A zone that mutates the life forms within it covered up by the government? A small unit sent inside to collect samples? Sounds like the plot of the recent critically acclaimed film “Annihilation,” where a team of researchers led by Natalie Portman venture into a zone called “The Shimmer” to find a way to stop it from expanding and tampering with DNA. Or, maybe it’s a description of the events that unfolded after the Chernobyl disaster.
There are striking similarities between the effects of “The Shimmer” in “Annihilation” and the after-effects of the Chernobyl nuclear facility meltdown. In The Shimmer, organisms of different species have their DNA spliced together while nuclear radiation mutates cells’ DNA to make them cancerous or unable to replicate. However, The Shimmer is caused by a chance meteorite strike while radiation’s origin is rife with human causation.
In the early 1900s, research on the atomic level was just beginning as Sir J.J. Thompson discovered the electron. This line of study was criticized because of its apparent lack of real life application. Because of its apparent lack of practical applications and conceptual difficulty, only small steps were taken into atomic research until 1934, when Enrico Fermi and his team of scientists threw some electrons at uranium. Beforehand, they already had the knowledge that doing so would manipulate the atoms within the element, as they were testing multiple elements at the time, according to energy.gov. In the case of the uranium, however, he noticed that it lost a substantial amount of mass, signifying that mass had been converted into energy. From there, research on the subject snowballed and received significant attention from Adolf Hitler. Ironically, the likes of Bohr and Einstein escaped from Germany to the U.S. under the pretense that Hitler intended to abuse the huge energy expenditure properties of uranium, i.e., the atom bomb. By this assumption, loads of U.S. government funding was poured into not only research in developing the atomic bomb, but also nuclear power via a self-sustaining nuclear reactions chain, since research in both areas were intrinsically related.
According to energy.gov, the first self-sustaining nuclear reaction chain was initially discovered by Fermi and his team of scientists in 1942. In 1954, the first commercial nuclear power plant was established in the Russian city of Obninsk, just outside of Moscow, according to wired.com. Surprisingly enough, Pennsylvania was the site of the United States’ first commercial electricity-generating plant powered by nuclear energy in 1957; these steps facilitated the growth of the nuclear power industry in the 1960s.

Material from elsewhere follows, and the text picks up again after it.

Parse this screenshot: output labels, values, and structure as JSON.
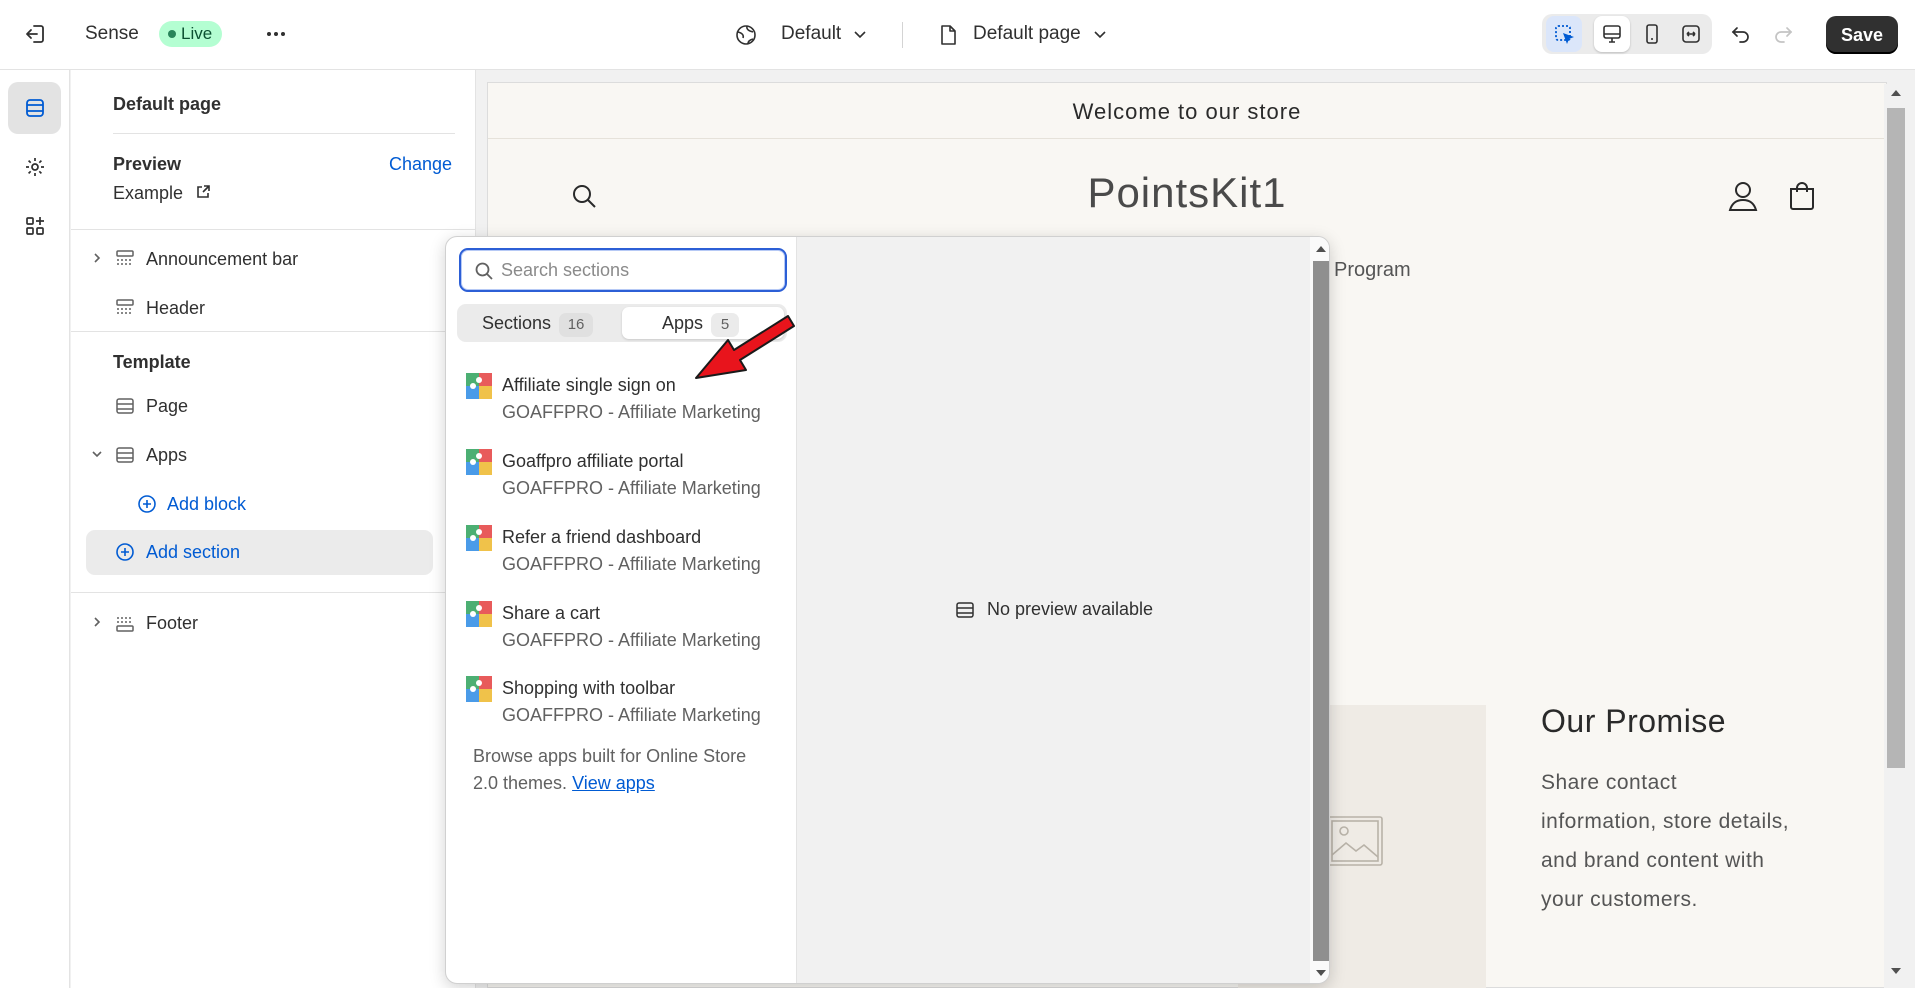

In the subsequent decades, nuclear power became the norm and was especially utilized in the resource-starved USSR in the 1980s—so starved, in fact, that the other three Chernobyl reactors were still in use the day after the Chernobyl disaster. Although the casualties of those who were drafted to the facility to maintain the other three reactors were numbered at 250, the individuals who were drafted estimated that the number of casualties was closer to 500 according to the History Channel’s “Children of Chernobyl” documentary. The onset of radiation sickness—caused by ionizing radiation and consisting of hair loss, bleeding from the orifices and vomiting—as detailed by medlineplus.gov popped up within the next decades in these folks who were forced to work at the plant, along with neighboring towns such as Pripyat.
Today, it seems most problems humanity faces are caused by their own hands. Global warming, poverty, war—all calamities that could be lessened, if not resolved, when human action is mobilized in the correct manner. By all means, this statement is not radical either; to some extent, most people acknowledge that if everyone took the right measures—carpooling, donating to charities, prioritizing peaceful conflict resolutions—these momentous issues would be greatly lessened.

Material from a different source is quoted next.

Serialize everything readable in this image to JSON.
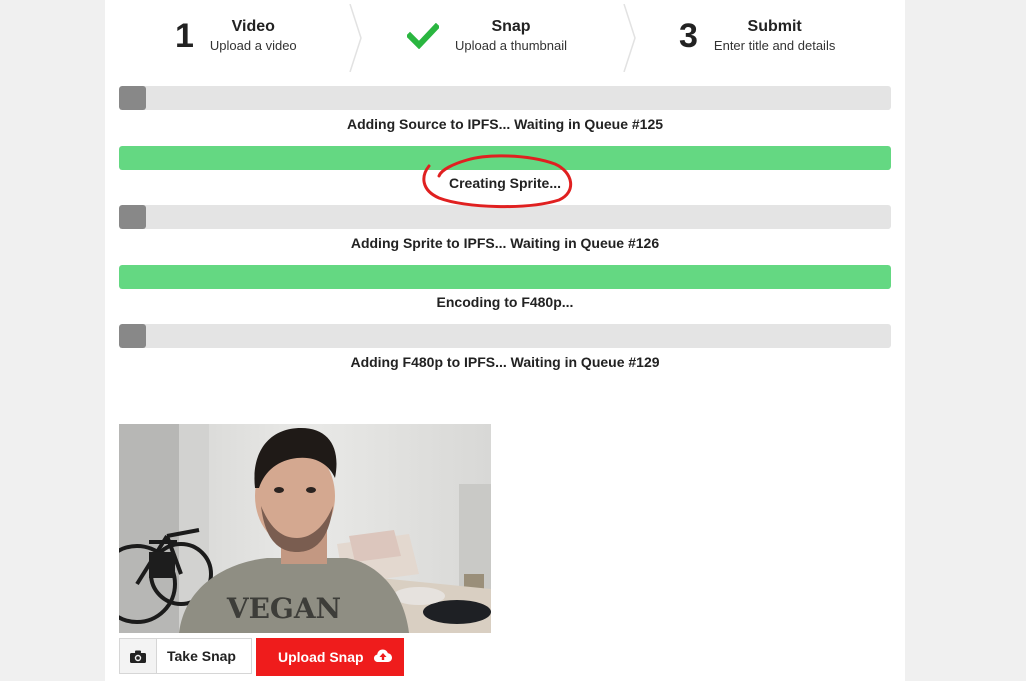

In the case of the Chernobyl disaster, if the Chernobyl power plant had been shut down after the meltdown, if the people of Pripyat had been evacuated sooner and if the rest of the world wasn’t left in the dark, it’s safe to assume the damage caused by that catastrophe wouldn’t have been so large. In the case of “Annihilation,” however, everyone appeared to be taking the most sensible measures and still failing—each mission inside the field a suicidal endeavor and turning up no results. Although “Annihilation” bolsters the ideology of the echoes of human action, that “what goes around comes around,” the catalyst of the film’s conflict is extraterrestrial forces, not humanity. Maybe in the 17th century this feeling of powerlessness to natural forces beyond our control would have been fitting, but in 2018, it would have been far more beneficial to give “The Shimmer” a human-caused origin.
Despite this oversight, we can still glean the film’s basal message that most of the problems we face today are created by ourselves and are thusly able to be resolved through our own action. In a time when a nuclear threat is arising once more, perhaps we should, in the words of Natalie Portman, “follow the echoes” and recognize the very human causes of this problem.